Page:Aimard - La Grande flibuste, 1862.djvu/302

Le texte de cette page a été corrigé et est conforme au fac-similé.

— Là où nous pourrons être heureux ensemble, répondit doucement le Tigrero, en l’enlevant par un mouvement passionné, et la portant en courant jusqu’à la pirogue.

Doña Anita ne résista pas, elle sourit et jeta son bras droit au cou de son amant, afin de conserver l’équilibre dans cette espèce de course au clocher au milieu des palétuviers, où don Martial sautait intrépidement de branche en branche, s’accrochant aux lianes, et encourageant du geste et du regard son précieux fardeau.

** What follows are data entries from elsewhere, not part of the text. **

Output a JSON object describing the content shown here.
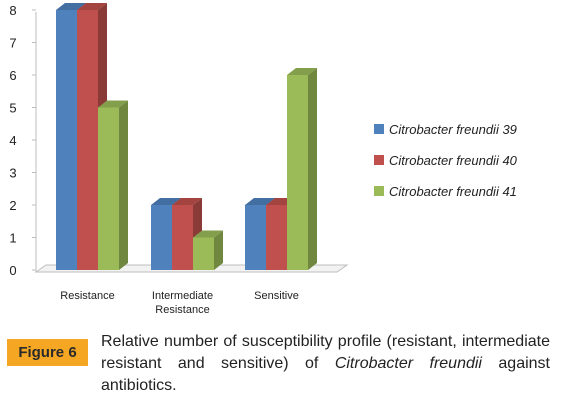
{
  "chart_data": {
    "type": "bar",
    "categories": [
      "Resistance",
      "Intermediate Resistance",
      "Sensitive"
    ],
    "category_lines": [
      [
        "Resistance"
      ],
      [
        "Intermediate",
        "Resistance"
      ],
      [
        "Sensitive"
      ]
    ],
    "series": [
      {
        "name": "Citrobacter freundii 39",
        "values": [
          8,
          2,
          2
        ],
        "color": "#4f81bd"
      },
      {
        "name": "Citrobacter freundii 40",
        "values": [
          8,
          2,
          2
        ],
        "color": "#c0504d"
      },
      {
        "name": "Citrobacter freundii 41",
        "values": [
          5,
          1,
          6
        ],
        "color": "#9bbb59"
      }
    ],
    "ylim": [
      0,
      8
    ],
    "yticks": [
      "0",
      "1",
      "2",
      "3",
      "4",
      "5",
      "6",
      "7",
      "8"
    ],
    "grid": false,
    "legend": "right",
    "style": "3d-clustered"
  },
  "caption": {
    "label": "Figure 6",
    "text_part1": "Relative number of susceptibility profile (resistant, intermediate resistant and sensitive) of ",
    "text_italic": "Citrobacter freundii",
    "text_part2": " against antibiotics."
  }
}
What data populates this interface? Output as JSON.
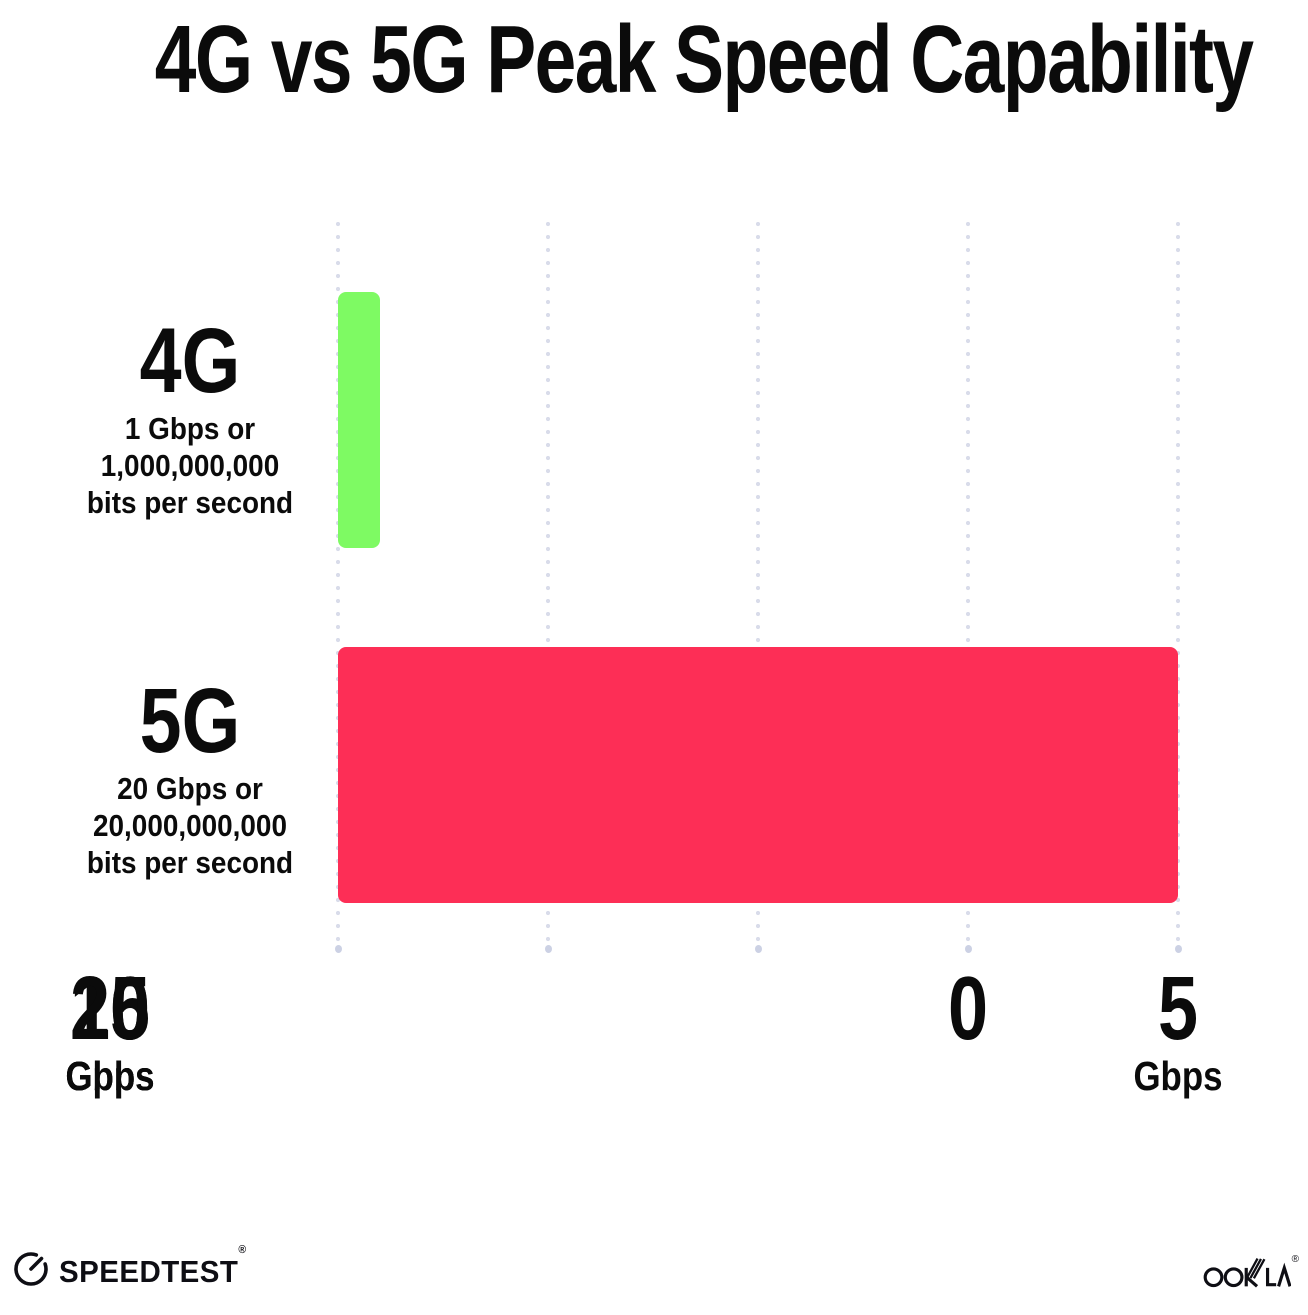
{
  "title": "4G vs 5G Peak Speed Capability",
  "chart_data": {
    "type": "bar",
    "orientation": "horizontal",
    "title": "4G vs 5G Peak Speed Capability",
    "categories": [
      "4G",
      "5G"
    ],
    "values": [
      1,
      20
    ],
    "value_unit": "Gbps",
    "xlim": [
      0,
      20
    ],
    "xlabel": "",
    "ylabel": "",
    "grid": "dotted-vertical",
    "legend": "none",
    "bar_colors": [
      "#7efa63",
      "#fd2e56"
    ],
    "series_labels": [
      {
        "name": "4G",
        "sublabel_lines": [
          "1 Gbps or",
          "1,000,000,000",
          "bits per second"
        ]
      },
      {
        "name": "5G",
        "sublabel_lines": [
          "20 Gbps or",
          "20,000,000,000",
          "bits per second"
        ]
      }
    ],
    "x_ticks": [
      {
        "value": "0",
        "unit": ""
      },
      {
        "value": "5",
        "unit": "Gbps"
      },
      {
        "value": "10",
        "unit": "Gpbs"
      },
      {
        "value": "15",
        "unit": "Gbps"
      },
      {
        "value": "20",
        "unit": "Gbps"
      }
    ]
  },
  "colors": {
    "background": "#ffffff",
    "bar_4g_green": "#7efa63",
    "bar_5g_pink": "#fd2e56",
    "gridline": "#d9dcea",
    "text": "#0b0b0b"
  },
  "icons": {
    "speedtest_gauge": "gauge-icon",
    "ookla_wordmark": "ookla-logo-icon"
  },
  "footer": {
    "speedtest_label": "SPEEDTEST",
    "speedtest_reg": "®",
    "ookla_label": "OOKLA",
    "ookla_reg": "®"
  }
}
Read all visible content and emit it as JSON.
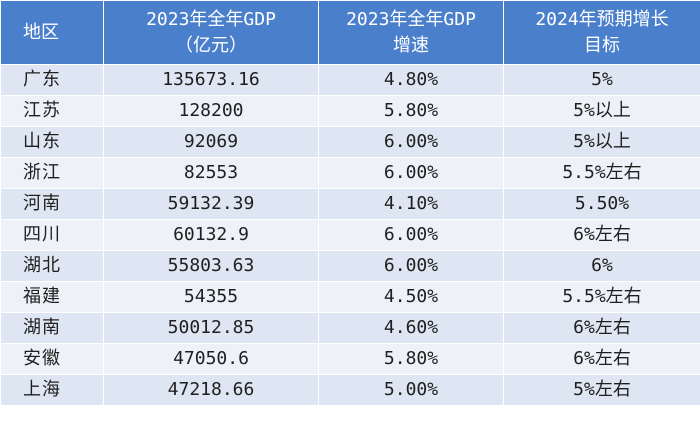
{
  "table": {
    "headers": {
      "region": "地区",
      "gdp_line1": "2023年全年GDP",
      "gdp_line2": "（亿元）",
      "growth_line1": "2023年全年GDP",
      "growth_line2": "增速",
      "target_line1": "2024年预期增长",
      "target_line2": "目标"
    },
    "rows": [
      {
        "region": "广东",
        "gdp": "135673.16",
        "growth": "4.80%",
        "target": "5%"
      },
      {
        "region": "江苏",
        "gdp": "128200",
        "growth": "5.80%",
        "target": "5%以上"
      },
      {
        "region": "山东",
        "gdp": "92069",
        "growth": "6.00%",
        "target": "5%以上"
      },
      {
        "region": "浙江",
        "gdp": "82553",
        "growth": "6.00%",
        "target": "5.5%左右"
      },
      {
        "region": "河南",
        "gdp": "59132.39",
        "growth": "4.10%",
        "target": "5.50%"
      },
      {
        "region": "四川",
        "gdp": "60132.9",
        "growth": "6.00%",
        "target": "6%左右"
      },
      {
        "region": "湖北",
        "gdp": "55803.63",
        "growth": "6.00%",
        "target": "6%"
      },
      {
        "region": "福建",
        "gdp": "54355",
        "growth": "4.50%",
        "target": "5.5%左右"
      },
      {
        "region": "湖南",
        "gdp": "50012.85",
        "growth": "4.60%",
        "target": "6%左右"
      },
      {
        "region": "安徽",
        "gdp": "47050.6",
        "growth": "5.80%",
        "target": "6%左右"
      },
      {
        "region": "上海",
        "gdp": "47218.66",
        "growth": "5.00%",
        "target": "5%左右"
      }
    ],
    "colors": {
      "header_bg": "#4a7fcb",
      "row_odd": "#dde6f2",
      "row_even": "#eef2f8"
    }
  }
}
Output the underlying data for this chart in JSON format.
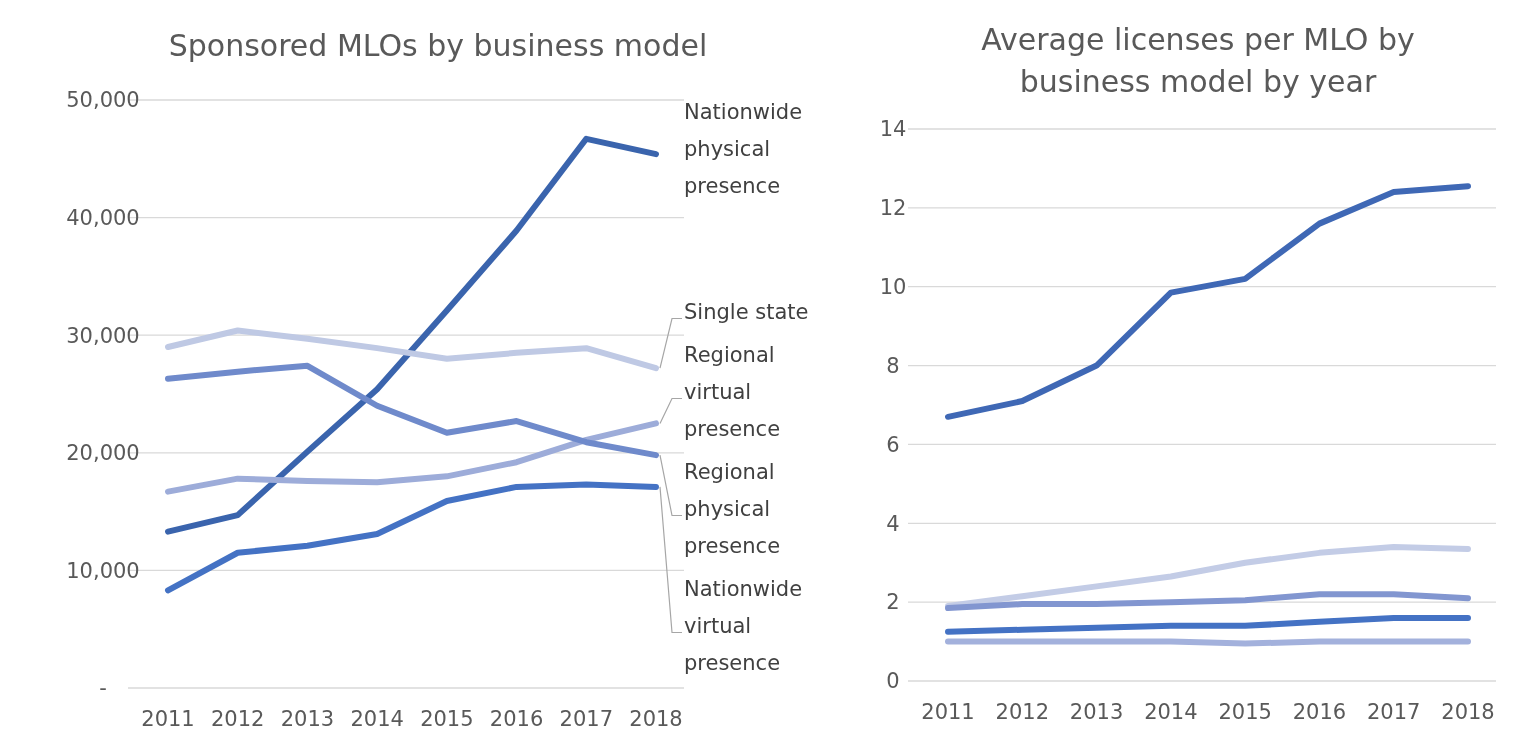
{
  "chart_data": [
    {
      "type": "line",
      "title": "Sponsored MLOs by business model",
      "categories": [
        "2011",
        "2012",
        "2013",
        "2014",
        "2015",
        "2016",
        "2017",
        "2018"
      ],
      "series": [
        {
          "name": "Nationwide physical presence",
          "color": "#3a64ad",
          "values": [
            13300,
            14700,
            20100,
            25400,
            32100,
            38900,
            46700,
            45400
          ]
        },
        {
          "name": "Single state",
          "color": "#bfc9e4",
          "values": [
            29000,
            30400,
            29700,
            28900,
            28000,
            28500,
            28900,
            27200
          ]
        },
        {
          "name": "Regional virtual presence",
          "color": "#9dacd9",
          "values": [
            16700,
            17800,
            17600,
            17500,
            18000,
            19200,
            21100,
            22500
          ]
        },
        {
          "name": "Regional physical presence",
          "color": "#6f8acb",
          "values": [
            26300,
            26900,
            27400,
            24000,
            21700,
            22700,
            20900,
            19800
          ]
        },
        {
          "name": "Nationwide virtual presence",
          "color": "#4472c4",
          "values": [
            8300,
            11500,
            12100,
            13100,
            15900,
            17100,
            17300,
            17100
          ]
        }
      ],
      "ylim": [
        0,
        50000
      ],
      "yticks": [
        {
          "value": 0,
          "label": "-"
        },
        {
          "value": 10000,
          "label": "10,000"
        },
        {
          "value": 20000,
          "label": "20,000"
        },
        {
          "value": 30000,
          "label": "30,000"
        },
        {
          "value": 40000,
          "label": "40,000"
        },
        {
          "value": 50000,
          "label": "50,000"
        }
      ],
      "grid": "y"
    },
    {
      "type": "line",
      "title": "Average licenses per MLO by business model by year",
      "categories": [
        "2011",
        "2012",
        "2013",
        "2014",
        "2015",
        "2016",
        "2017",
        "2018"
      ],
      "series": [
        {
          "color": "#3f68b5",
          "values": [
            6.7,
            7.1,
            8.0,
            9.85,
            10.2,
            11.6,
            12.4,
            12.55
          ]
        },
        {
          "color": "#c3cce6",
          "values": [
            1.9,
            2.15,
            2.4,
            2.65,
            3.0,
            3.25,
            3.4,
            3.35
          ]
        },
        {
          "color": "#8296d0",
          "values": [
            1.85,
            1.95,
            1.95,
            2.0,
            2.05,
            2.2,
            2.2,
            2.1
          ]
        },
        {
          "color": "#4472c4",
          "values": [
            1.25,
            1.3,
            1.35,
            1.4,
            1.4,
            1.5,
            1.6,
            1.6
          ]
        },
        {
          "color": "#a3b1dc",
          "values": [
            1.0,
            1.0,
            1.0,
            1.0,
            0.95,
            1.0,
            1.0,
            1.0
          ]
        }
      ],
      "ylim": [
        0,
        14
      ],
      "yticks": [
        0,
        2,
        4,
        6,
        8,
        10,
        12,
        14
      ],
      "grid": "y"
    }
  ]
}
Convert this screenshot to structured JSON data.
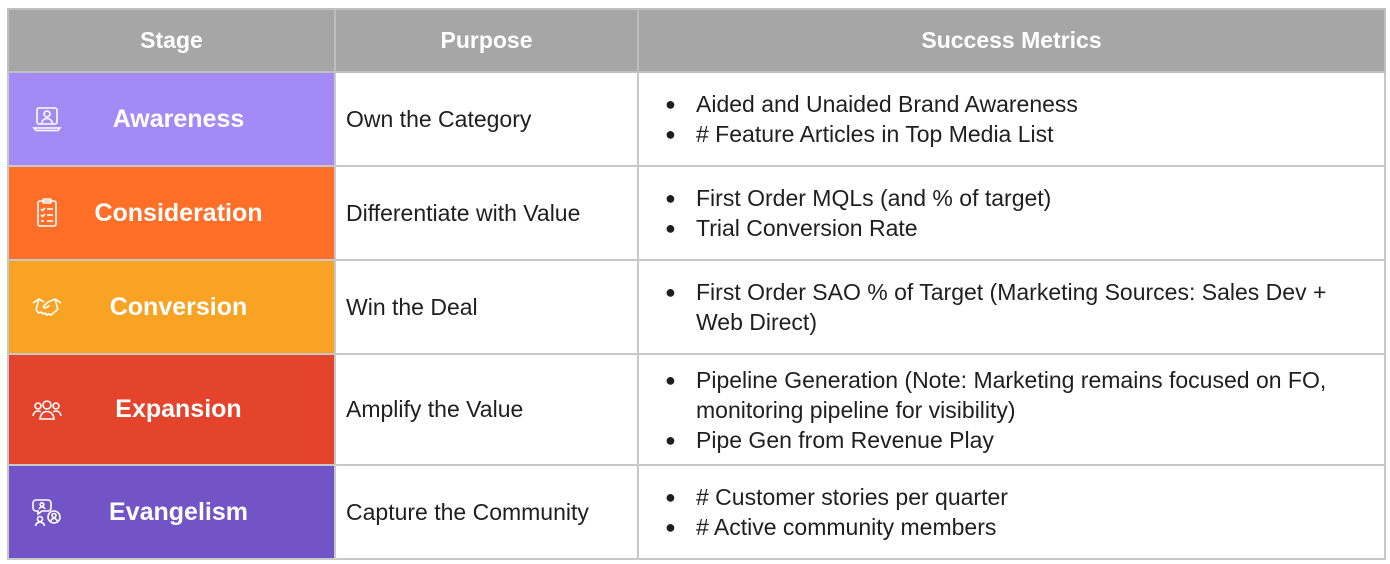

Cucharès avait placé don Sylva au fond de la barque, et les pagaies aux mains il attendait impatiemment l’arrivée du Tigrero, car le bruit du combat semblait redoubler d’intensité, bien qu’au nombre des coups de feu et aux cris que l’on entendait, il fût facile déjà de reconnaître que l’avantage resterait aux Français.

— Que faisons-nous ? demanda Cucharès.

— Gagnons le milieu de la rivière, et descendons le courant.

— Mais nos chevaux ! observa le lepero.

— Sauvons-nous d’abord, nous songerons aux chevaux ensuite. Il est évident que les blancs sont vainqueurs. Dès que le combat sera terminé, le comte de Lhorailles fera chercher dans toutes les directions sa fiancée et son beau-père ; il est important de ne pas laisser de traces, sans cela tout est perdu. Les Français sont des démons, ils nous retrouveraient.

— Cependant, je crois… observa timidement Cucharès.